Central functions and their physical implications

TL;DR

This paper introduces central functions in quantum field theory to analyze the flow of degrees of freedom from UV to IR, focusing on their behavior in QCD and potential implications for the number of generations.

Contribution

It defines and studies central functions c(g) and c'(g), providing two-loop calculations and exploring their physical implications and duality predictions.

Findings

c(g) and c'(g) flow towards IR as expected in QCD

Two-loop calculations support the IR flow directions

Potential to refine bounds on the number of generations

Abstract

I define central functions c(g) and c'(g) in quantum field theory, useful to study the flow of the numbers of vector, spinor and scalar degrees of freedom from the UV limit to the IR limit and basic ingredients for a description of quantum field theory as an interpolating theory between pairs of 4D conformal field theories.
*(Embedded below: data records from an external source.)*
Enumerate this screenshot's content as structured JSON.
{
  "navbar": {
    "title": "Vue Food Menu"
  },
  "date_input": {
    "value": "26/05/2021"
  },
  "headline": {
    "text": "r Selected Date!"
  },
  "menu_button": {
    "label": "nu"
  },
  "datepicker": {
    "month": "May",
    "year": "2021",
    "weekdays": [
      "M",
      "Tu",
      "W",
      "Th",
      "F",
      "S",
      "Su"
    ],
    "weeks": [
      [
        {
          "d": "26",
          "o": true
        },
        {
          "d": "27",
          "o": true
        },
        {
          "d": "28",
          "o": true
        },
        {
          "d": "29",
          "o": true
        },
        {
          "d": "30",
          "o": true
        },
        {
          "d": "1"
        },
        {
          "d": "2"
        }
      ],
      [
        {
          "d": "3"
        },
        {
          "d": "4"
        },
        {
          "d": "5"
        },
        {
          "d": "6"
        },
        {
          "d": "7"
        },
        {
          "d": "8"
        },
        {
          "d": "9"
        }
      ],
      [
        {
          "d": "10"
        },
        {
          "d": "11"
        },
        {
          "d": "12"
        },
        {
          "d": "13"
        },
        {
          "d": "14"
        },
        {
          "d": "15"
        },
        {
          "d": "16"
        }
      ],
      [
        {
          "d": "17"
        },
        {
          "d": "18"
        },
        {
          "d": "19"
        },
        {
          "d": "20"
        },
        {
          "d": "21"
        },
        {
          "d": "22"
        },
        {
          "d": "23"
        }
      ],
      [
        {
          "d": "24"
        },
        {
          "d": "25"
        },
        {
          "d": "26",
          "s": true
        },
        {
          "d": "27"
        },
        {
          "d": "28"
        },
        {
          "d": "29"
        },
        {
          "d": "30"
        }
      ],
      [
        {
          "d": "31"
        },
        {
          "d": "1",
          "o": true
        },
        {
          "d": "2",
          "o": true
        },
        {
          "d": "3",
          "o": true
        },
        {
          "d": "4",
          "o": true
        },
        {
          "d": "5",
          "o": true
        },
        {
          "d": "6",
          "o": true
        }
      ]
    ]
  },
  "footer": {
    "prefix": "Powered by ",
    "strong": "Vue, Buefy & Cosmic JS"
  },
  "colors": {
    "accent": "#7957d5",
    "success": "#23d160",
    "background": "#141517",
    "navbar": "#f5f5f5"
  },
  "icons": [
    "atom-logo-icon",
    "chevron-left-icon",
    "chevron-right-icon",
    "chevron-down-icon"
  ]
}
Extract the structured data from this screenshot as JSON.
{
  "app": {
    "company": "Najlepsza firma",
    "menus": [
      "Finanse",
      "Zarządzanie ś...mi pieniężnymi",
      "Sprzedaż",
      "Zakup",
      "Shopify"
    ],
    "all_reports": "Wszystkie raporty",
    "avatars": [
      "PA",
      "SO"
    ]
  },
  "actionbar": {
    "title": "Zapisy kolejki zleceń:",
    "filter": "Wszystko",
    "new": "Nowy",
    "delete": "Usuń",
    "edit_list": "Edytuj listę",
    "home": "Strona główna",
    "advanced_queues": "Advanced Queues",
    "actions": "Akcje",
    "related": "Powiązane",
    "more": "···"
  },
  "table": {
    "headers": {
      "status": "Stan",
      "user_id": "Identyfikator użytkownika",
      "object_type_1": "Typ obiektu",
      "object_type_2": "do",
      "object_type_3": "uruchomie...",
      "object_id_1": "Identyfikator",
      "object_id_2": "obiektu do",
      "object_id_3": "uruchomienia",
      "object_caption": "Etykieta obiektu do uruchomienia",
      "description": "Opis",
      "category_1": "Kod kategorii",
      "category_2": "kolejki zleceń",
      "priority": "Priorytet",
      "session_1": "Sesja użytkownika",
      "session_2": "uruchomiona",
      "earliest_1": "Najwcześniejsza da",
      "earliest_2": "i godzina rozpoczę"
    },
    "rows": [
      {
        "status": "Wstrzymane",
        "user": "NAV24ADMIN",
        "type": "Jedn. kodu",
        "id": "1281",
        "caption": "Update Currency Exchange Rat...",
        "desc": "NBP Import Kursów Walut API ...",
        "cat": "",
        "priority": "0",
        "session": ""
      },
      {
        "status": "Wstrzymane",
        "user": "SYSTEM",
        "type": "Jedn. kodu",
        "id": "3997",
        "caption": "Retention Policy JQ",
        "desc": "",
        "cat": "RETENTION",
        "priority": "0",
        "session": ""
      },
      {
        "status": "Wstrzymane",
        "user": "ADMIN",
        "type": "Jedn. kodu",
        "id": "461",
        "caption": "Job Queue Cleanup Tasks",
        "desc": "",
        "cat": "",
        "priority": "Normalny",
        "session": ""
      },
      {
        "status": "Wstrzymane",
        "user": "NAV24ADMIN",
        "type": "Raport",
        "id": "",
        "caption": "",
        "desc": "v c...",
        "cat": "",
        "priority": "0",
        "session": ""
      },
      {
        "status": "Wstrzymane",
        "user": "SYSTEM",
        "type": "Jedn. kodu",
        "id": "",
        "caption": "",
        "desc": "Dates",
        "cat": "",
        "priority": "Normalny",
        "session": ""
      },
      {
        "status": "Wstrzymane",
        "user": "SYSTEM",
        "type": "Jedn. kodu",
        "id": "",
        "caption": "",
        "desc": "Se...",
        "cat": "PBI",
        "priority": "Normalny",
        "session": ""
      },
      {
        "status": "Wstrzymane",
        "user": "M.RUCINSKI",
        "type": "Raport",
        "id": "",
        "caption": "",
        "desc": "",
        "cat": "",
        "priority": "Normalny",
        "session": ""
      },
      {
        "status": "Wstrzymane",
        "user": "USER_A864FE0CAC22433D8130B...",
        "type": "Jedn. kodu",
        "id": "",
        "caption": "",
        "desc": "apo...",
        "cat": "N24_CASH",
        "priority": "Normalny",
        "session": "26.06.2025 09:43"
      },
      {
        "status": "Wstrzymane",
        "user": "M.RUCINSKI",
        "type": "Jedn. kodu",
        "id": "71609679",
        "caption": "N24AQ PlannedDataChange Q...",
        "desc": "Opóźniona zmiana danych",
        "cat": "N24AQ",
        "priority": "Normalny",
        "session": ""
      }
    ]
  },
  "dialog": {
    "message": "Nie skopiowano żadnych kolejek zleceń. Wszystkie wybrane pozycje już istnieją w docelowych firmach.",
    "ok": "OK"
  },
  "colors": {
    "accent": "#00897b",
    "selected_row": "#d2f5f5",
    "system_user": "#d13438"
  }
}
The key importance of the correlator of four stress-energy tensors is outlined in this respect. Then I focus the analysis on the behaviours of the central functions in QCD, computing their slopes in the UV critical point. To two-loops, c(g) and c'(g) point towards the expected IR directions. As a possible physical application, I argue that a closer study of the central functions might allow us to lower the upper bound on the number of generations to the observed value. Candidate all-order expressions for the central functions are compared with the predictions of electric-magnetic duality.